States like Punjab and Haryana that are protesting against the Deepak Parekh renegotiation committee’s recommendations for a tariff hike formula for Tata Power’s UMPP at Mundra are being short-sighted. There is little doubt Tata Power got its bid wrong, as did many others—as of now, all four UMPPs plus Adani’s Mundra plant are before the Central Electricity Regulatory Commission (CERC), asking for tariff revisions. To a large extent, the government created the problem when, under what was called the single-part bidding formula, power suppliers were encouraged to take a call on what fuel prices would be for a 25-year period—till then, fuel supply costs were always passed on to consumers. While this is something the government is trying to fix through a new bidding framework, there is little doubt the Tatas and others like Reliance Power and Adani Power went and bid with their eyes wide open.

But what is done is done, and with the prospects of huge losses facing the power producers, those like Tata and Adani Power approached the CERC. Since the matter was a technical one, the CERC appointed Deepak Parekh to examine the claims of the power producers and the counter-claims of the power buyers, the state electricity boards (SEBs). In the case of the Tatas, for instance, since the company also benefits from the increased minimum export price in Indonesia—it owns a 30% stake in two major coal producers there and also 26% in another—this needed to be taken into account. If the Tatas needed to take a haircut, as indeed they should, how much was this to be? This had to be balanced out by the maximum fine that Tata Power would pay if, instead of generating at a loss—under the contract, there are penalties for short-supply—the company just decided not to supply power, or to supply less power.

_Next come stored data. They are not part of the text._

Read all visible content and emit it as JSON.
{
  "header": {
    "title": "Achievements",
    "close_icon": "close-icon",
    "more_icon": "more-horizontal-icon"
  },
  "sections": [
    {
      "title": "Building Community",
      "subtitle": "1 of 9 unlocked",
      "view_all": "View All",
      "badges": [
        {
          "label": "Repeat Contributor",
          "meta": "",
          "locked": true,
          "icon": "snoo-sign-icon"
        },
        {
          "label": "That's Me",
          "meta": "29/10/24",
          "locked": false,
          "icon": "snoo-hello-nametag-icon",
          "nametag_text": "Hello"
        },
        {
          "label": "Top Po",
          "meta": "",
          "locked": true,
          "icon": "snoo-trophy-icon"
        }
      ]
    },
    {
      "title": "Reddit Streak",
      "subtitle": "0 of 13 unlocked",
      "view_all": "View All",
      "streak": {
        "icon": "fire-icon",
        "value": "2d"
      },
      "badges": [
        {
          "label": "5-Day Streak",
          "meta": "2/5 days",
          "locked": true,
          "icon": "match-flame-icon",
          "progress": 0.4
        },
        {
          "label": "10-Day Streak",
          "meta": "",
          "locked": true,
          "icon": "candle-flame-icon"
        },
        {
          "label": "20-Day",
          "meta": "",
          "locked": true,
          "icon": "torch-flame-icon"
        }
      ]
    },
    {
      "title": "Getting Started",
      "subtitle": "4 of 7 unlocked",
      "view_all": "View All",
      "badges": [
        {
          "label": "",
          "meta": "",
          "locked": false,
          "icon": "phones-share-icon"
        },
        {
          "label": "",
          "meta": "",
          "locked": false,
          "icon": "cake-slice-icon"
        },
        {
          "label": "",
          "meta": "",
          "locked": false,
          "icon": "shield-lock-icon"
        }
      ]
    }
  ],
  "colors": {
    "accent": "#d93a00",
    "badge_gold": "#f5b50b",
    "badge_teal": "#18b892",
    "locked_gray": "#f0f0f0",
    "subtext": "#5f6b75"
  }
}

Which is why, after the committee has done all the hard work, it comes as a surprise that some of the states have filed affidavits against the report. While one part of the affidavit of the Haryana SEB makes sense, the one that says it has to be given the same treatment other states get, the states have to keep in mind the counterfactual—that if they don’t buy the power from the Tatas, or the other UMPPs that are looking for similar fuel price adjustments now, they have the option of either not having enough electricity supplies or of buying it at higher prices in the market. Post-bid negotiations have a definite element of moral hazard, but the alternative—of finding new suppliers and possibly long-drawn court cases—isn’t particularly attractive either.